12 - Proof-of-stake coins will fine-tune themselves and the dev teams of older coins will offer straight conversions into 2.0 versions of their coins - an upgrade, but not necessarily a compulsory one, ideally backwards compatible. Also blockchain pruning will occur.
13 - P2P pools and other improvements will become more important to 1.0 coins, and there'll be pressure for an "x86 architecture for life, but with improvements" type mindset from many coin holders and their dev teams.
14 - New point-of-sale options for physical stores involving chip or swipe cards based on commodity hardware as people want to spend their coins in everyday life -- and others will see them doing it.
15 - More people resisting cryptocurrency or ignorant of it will be forced to use it, just like email, web, mobile phones.
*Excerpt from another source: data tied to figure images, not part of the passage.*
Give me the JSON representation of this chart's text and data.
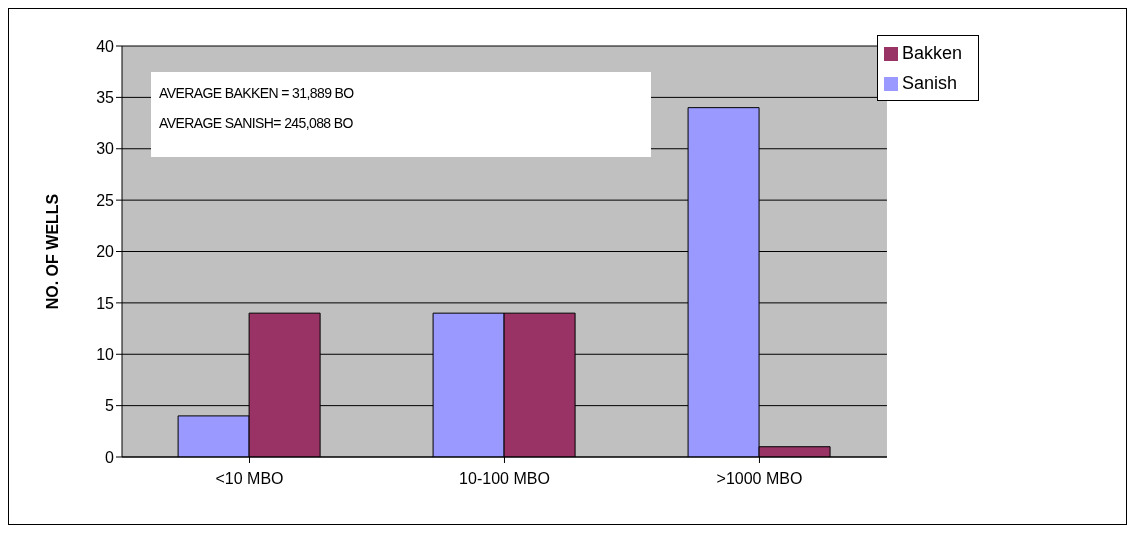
{
  "chart_data": {
    "type": "bar",
    "ylabel": "NO. OF WELLS",
    "categories": [
      "<10 MBO",
      "10-100 MBO",
      ">1000 MBO"
    ],
    "series": [
      {
        "name": "Sanish",
        "color": "#9999ff",
        "values": [
          4,
          14,
          34
        ]
      },
      {
        "name": "Bakken",
        "color": "#993366",
        "values": [
          14,
          14,
          1
        ]
      }
    ],
    "ylim": [
      0,
      40
    ],
    "yticks": [
      0,
      5,
      10,
      15,
      20,
      25,
      30,
      35,
      40
    ],
    "grid": "y",
    "legend": "top right",
    "annotations": [
      "AVERAGE BAKKEN = 31,889 BO",
      "AVERAGE SANISH= 245,088 BO"
    ]
  }
}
The sign of true viral software.
16 - AMD, Intel and other large chip-makers will move into this space with tailored products, or be looking for acquisitions in it. Dedicated appliances could become a reality as well as systems built for the cryptocurrency space - in all price brackets. Similar to Google's Search Appliance.
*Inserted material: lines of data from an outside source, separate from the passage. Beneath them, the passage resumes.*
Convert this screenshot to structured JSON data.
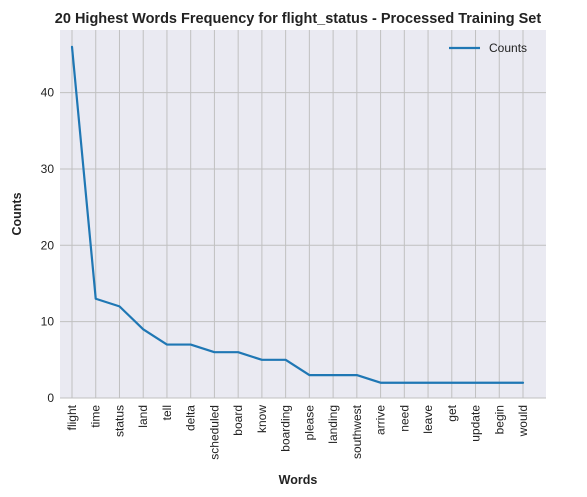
{
  "chart_data": {
    "type": "line",
    "title": "20 Highest Words Frequency for flight_status - Processed Training Set",
    "xlabel": "Words",
    "ylabel": "Counts",
    "categories": [
      "flight",
      "time",
      "status",
      "land",
      "tell",
      "delta",
      "scheduled",
      "board",
      "know",
      "boarding",
      "please",
      "landing",
      "southwest",
      "arrive",
      "need",
      "leave",
      "get",
      "update",
      "begin",
      "would"
    ],
    "series": [
      {
        "name": "Counts",
        "values": [
          46,
          13,
          12,
          9,
          7,
          7,
          6,
          6,
          5,
          5,
          3,
          3,
          3,
          2,
          2,
          2,
          2,
          2,
          2,
          2
        ],
        "color": "#1f77b4"
      }
    ],
    "ylim": [
      0,
      48.2
    ],
    "yticks": [
      0,
      10,
      20,
      30,
      40
    ],
    "grid": true,
    "legend_position": "top-right",
    "plot_background": "#eaeaf2",
    "grid_color": "#c0c0c0"
  }
}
15 - Old financial institutions will lower their fees, or improve their services as enabled by present cryptocurrency technology to be implemented. Consulting firms will seek solutions in this space to sell to banks and financial institutions.
16 - There'll be a bitcoin-related IPO. One of many to come. New asset classes and mutual funds will arise that expose investors through conventional means to cryptocurrency based instruments.
17 - A meme like Dogecoin can spread to zombies. For better or worse, look out. But, other countries will create their own language coins equivalent to Doge, perhaps by governments, which they will premine for themselves. And governments will want software to do that. So too with corporations. 2014/15 - the year of the premined, forced alternative.